Jakob glaubt auch, dass Hotelgäste auf den Balkonen seine Tiere erschrecken könnten. Was passieren könne, habe sich während des Baus gezeigt. Ein Kran hatte demnach seinen alten Steppenadler so verängstigt, dass dieser davonflog und später von einem Lkw erfasst wurde und starb. Mara, sein neues Weißkopfseeadler-Weibchen, kennt den Neubau schon. Immerhin. Acht Vögel hat Jakob derzeit. "Die Adler sind am sensibelsten."

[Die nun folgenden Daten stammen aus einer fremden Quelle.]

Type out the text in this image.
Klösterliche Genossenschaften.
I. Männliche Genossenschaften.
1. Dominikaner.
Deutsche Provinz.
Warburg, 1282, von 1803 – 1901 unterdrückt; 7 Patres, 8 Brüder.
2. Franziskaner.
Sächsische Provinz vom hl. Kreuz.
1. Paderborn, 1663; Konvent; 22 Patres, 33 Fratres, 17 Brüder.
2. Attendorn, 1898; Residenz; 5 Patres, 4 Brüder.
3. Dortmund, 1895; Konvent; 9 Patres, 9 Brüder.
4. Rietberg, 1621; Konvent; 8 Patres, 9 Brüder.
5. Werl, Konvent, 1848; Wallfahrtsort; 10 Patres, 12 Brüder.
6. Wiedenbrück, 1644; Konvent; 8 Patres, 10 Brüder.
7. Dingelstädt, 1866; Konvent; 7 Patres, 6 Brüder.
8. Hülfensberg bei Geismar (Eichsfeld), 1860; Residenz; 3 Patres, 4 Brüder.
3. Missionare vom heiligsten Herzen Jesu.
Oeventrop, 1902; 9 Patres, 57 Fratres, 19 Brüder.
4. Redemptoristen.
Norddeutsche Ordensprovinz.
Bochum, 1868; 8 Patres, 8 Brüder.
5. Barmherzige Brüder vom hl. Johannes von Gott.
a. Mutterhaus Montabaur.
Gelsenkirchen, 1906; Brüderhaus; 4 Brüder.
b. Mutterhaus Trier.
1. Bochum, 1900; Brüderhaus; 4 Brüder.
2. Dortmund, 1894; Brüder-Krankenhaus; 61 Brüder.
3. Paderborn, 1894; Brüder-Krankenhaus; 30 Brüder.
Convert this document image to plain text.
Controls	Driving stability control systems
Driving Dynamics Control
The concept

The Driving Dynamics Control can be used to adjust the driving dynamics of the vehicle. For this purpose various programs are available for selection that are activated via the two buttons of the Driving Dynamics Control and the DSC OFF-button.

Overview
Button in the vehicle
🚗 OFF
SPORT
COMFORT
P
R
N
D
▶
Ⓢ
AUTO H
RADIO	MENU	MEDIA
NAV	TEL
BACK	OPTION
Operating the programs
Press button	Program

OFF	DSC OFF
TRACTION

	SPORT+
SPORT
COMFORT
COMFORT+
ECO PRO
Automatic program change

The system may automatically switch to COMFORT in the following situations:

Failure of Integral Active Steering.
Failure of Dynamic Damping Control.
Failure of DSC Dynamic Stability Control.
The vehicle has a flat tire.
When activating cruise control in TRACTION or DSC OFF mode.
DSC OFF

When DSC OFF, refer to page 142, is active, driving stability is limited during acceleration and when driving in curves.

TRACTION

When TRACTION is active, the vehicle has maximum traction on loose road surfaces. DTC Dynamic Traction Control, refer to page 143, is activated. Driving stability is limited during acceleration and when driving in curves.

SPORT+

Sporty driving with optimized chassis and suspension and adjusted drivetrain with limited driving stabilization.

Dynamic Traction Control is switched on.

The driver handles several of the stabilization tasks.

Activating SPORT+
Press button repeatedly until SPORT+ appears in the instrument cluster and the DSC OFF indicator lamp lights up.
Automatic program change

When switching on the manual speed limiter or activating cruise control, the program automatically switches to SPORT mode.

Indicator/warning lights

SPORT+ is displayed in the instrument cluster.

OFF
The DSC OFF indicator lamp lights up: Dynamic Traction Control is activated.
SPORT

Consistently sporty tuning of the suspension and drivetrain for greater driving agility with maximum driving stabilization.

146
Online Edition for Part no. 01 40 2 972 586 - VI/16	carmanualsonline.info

"Wenn das alles anständig gelaufen wäre, wäre das hier oben nie so gebaut worden. Hier würde ein Ausflugslokal hinpassen mit vielleicht 20 Zimmern, nicht so ein Kongresshotel wie das hier", sagt der Falkner. Und widerspricht damit Baubürgermeister Jürgen Odszuck, der im Gemeinderatsausschuss behauptet hatte, dass ein aufwendiges Bebauungsplanverfahren am Ende das gleiche Ergebnis gehabt hätte wie die immer wieder geänderten Baugenehmigungen, die der Petitionsausschuss beanstandet hatte.
Wolfgang Scheidtweiler könnte unterdessen, sobald es Corona zulässt, direkt mit dem Betrieb loslegen. Dass die Aufstockung wieder zurückgenommen werden muss, ist in seinen Augen äußerst unwahrscheinlich. "Wir haben Vertrauensschutz", sagt der Investor. Es bezweifle ja niemand, dass er eine Baugenehmigung hatte. Nur der formale Weg dorthin sei beanstandet worden.